The new format and dates are now up on the site @ www.specktourney.com. Rules will be up shortly. The series is going into it's 11th year and this looks to be the most exciting one yet. Both Texas A&M Galveston and it's Sea life Center and Sea Center Texas are both heavily involved this year to help with the handling of the fish as they come in. Stay tuned for more details...

Capt. Lynn


----------



## saltwater_therapy

*Sounds good*

looking foreward to these


----------



## shallowist

Captain Lynn, 

Have you decided what the weigh in times will be?


----------



## V-Bottom

I'll do the honors>>>>>


----------



## Capt. Lynn

shallowist said:


> Captain Lynn,
> 
> Have you decided what the weigh in times will be?
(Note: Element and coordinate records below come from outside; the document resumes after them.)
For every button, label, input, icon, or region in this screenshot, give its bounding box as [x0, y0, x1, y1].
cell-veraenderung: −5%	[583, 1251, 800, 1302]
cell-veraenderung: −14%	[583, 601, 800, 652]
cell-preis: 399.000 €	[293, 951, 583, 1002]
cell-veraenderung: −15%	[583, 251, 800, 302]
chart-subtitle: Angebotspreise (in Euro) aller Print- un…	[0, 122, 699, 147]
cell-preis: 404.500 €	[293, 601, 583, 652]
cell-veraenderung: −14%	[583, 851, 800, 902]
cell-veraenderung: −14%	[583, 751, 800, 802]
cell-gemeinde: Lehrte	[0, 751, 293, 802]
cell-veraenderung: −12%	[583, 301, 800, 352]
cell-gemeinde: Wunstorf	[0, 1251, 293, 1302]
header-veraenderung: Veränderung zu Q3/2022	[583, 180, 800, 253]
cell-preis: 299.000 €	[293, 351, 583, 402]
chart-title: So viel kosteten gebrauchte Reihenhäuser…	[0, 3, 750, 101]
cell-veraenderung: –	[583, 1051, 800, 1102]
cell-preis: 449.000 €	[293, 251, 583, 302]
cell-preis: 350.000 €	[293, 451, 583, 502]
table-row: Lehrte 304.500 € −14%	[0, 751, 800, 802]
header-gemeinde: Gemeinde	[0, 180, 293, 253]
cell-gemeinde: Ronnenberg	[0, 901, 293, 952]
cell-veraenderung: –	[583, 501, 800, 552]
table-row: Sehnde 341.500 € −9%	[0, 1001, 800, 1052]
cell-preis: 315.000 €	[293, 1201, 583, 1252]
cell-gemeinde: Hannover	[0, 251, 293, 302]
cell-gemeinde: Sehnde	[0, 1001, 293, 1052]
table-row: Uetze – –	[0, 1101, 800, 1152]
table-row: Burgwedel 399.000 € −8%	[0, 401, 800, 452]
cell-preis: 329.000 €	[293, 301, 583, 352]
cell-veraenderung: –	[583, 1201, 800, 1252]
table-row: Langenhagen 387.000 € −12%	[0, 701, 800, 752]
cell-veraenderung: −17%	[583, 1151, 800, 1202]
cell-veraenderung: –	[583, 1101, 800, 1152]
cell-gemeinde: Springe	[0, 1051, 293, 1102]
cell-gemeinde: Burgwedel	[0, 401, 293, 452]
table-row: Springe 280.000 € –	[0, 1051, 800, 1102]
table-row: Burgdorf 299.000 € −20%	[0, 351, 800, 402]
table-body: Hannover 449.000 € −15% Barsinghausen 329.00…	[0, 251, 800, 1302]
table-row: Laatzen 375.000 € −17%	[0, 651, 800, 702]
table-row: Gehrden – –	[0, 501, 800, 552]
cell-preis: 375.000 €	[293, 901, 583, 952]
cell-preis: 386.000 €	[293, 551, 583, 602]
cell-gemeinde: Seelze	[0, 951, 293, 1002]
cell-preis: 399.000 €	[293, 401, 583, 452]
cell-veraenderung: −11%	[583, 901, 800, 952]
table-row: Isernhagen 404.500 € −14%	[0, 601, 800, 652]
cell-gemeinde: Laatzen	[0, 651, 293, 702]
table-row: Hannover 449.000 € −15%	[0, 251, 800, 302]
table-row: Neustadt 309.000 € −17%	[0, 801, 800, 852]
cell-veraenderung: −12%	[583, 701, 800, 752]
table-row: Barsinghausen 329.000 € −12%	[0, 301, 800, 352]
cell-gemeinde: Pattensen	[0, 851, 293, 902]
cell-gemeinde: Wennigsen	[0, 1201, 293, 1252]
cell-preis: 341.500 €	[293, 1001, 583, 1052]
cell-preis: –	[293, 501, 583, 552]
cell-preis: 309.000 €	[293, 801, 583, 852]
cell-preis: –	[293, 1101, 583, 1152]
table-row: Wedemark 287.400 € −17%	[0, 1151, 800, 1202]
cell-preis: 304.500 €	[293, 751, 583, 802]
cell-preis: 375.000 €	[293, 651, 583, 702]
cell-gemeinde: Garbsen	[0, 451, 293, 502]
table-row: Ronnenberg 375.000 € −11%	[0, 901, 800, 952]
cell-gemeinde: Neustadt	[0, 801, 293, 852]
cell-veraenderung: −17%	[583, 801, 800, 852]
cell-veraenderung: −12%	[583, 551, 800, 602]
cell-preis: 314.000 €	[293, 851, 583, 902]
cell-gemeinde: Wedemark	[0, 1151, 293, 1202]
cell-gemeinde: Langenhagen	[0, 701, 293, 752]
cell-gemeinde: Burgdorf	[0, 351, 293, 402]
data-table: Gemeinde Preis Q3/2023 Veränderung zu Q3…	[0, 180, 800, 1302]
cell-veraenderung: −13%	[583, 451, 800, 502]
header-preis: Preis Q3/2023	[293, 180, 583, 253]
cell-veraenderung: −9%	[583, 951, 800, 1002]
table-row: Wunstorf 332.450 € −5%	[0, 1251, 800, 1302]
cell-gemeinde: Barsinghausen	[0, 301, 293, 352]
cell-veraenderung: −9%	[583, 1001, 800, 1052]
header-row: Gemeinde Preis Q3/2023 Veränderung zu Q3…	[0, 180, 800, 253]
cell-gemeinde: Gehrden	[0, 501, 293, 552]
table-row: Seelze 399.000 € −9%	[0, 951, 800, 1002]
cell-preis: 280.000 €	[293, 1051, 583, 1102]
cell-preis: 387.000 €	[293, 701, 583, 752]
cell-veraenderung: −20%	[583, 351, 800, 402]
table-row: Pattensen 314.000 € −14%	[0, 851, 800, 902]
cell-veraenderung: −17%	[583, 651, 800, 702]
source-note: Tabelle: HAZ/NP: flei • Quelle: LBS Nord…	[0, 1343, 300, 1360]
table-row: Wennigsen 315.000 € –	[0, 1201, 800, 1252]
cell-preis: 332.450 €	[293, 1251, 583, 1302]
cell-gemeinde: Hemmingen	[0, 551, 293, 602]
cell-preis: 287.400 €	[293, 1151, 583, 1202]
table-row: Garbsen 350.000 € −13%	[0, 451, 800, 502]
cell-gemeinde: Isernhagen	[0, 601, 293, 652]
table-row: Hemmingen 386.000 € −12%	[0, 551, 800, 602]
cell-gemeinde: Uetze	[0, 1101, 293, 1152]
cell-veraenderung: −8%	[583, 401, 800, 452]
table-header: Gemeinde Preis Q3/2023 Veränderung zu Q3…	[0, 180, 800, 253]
Something like 2-4:30! Don't hold us to it, but this is the way we are leaning.

Capt. Lynn


----------



## Capt. Lynn

Just want to let everyone know that the rules are now up on the website @ www.specktourney.com. This is shaping up to be an awesome series so get your game faces on and get ready to weigh-in some big trout. Stay tuned for more details...

Capt. Lynn


----------



## Capt. Lynn

2coolers - Yesterday we put up the rules for the 2011 series and I for one noticed a couple things that we probably need to tweak, so at this time I would like to form a rules committee from this board. I am looking for 3 people to give input, discuss,and put out the best set of rules possible. PM me if you are interested.

Capt. Lynn


----------



## Capt. Lynn

Just to let everyone know, the rules committe has come together and we will be meeting in the next few days to go over, tweak and finalize the rulea for the series. Thanks to all who showed interest. The rules committee is as follows:

John Havens aka HAVENS
Dan Williamson aka Txflats
Rhett Holloway aka Rhettfish

Thanks,

Capt. Lynn


----------



## Bait-Bucket

any word or ideas on the launch sites?


----------



## Capt. Lynn

*Changes: Format/Rules*

The rules committe has met and the format and rules are now updated on the website @ www.specktourney.com. (check launch sites). I want to thank John, Rhett, and Dan for coming together to make some tweaks to the format and rules to help make this the BEST tournament Series on the Texas Coast. I think that we are putting together an exciting event with good payouts and helping out 2 of the most critical research facilities on the entire Gulf Coast: Texas A&M Galveston and Sea Center Texas. We should have online registration open the week after Christmas. Hope everone has a Merry Christmas and a Happy New Year. See ya'll in January.

Capt. Lynn


----------



## ESCB Factory

Team SCB Factory will be there!

Also hearing of some old TroutMaster guys comming out for retirement for these events.

Cant wait...


----------



## saltwater_therapy

11 days til


----------



## Capt. Lynn

*3 days left...a few things to remember!*

With only 3 days remaining until we kick off the 2011 season, you are going to need to fish each and every event to have a shot at taking home the Team of the Year title and the awesome prize package that we have put together so far, with more to be added. Aso, in order to fish in the Championship, where there will be some of he best payouts ever, you will have to have fished in at least 2 of the first 3 events. The first captains' meeting will be held tommorrow evening immediately following registration which begins at 6pm. There will also be some really nice door prizes to be had at he meeting. Hope to see you there. Good luck and good fishing.

Capt. Lynn


----------



## Capt. Lynn

*Reminder...*

The kick-off captains' meeting for the series is this evening at Harborwalk immediately following registration which begins @ 6pm. Anyone registering late will still be required to attend a captains' meeting tommorrow evening in League City (site to be determined). There will be food and drink at the meeting tonite free of charge. There will also be some really nice door prizes to be had following the meeting. Hope to see you there.

Capt. Lynn


----------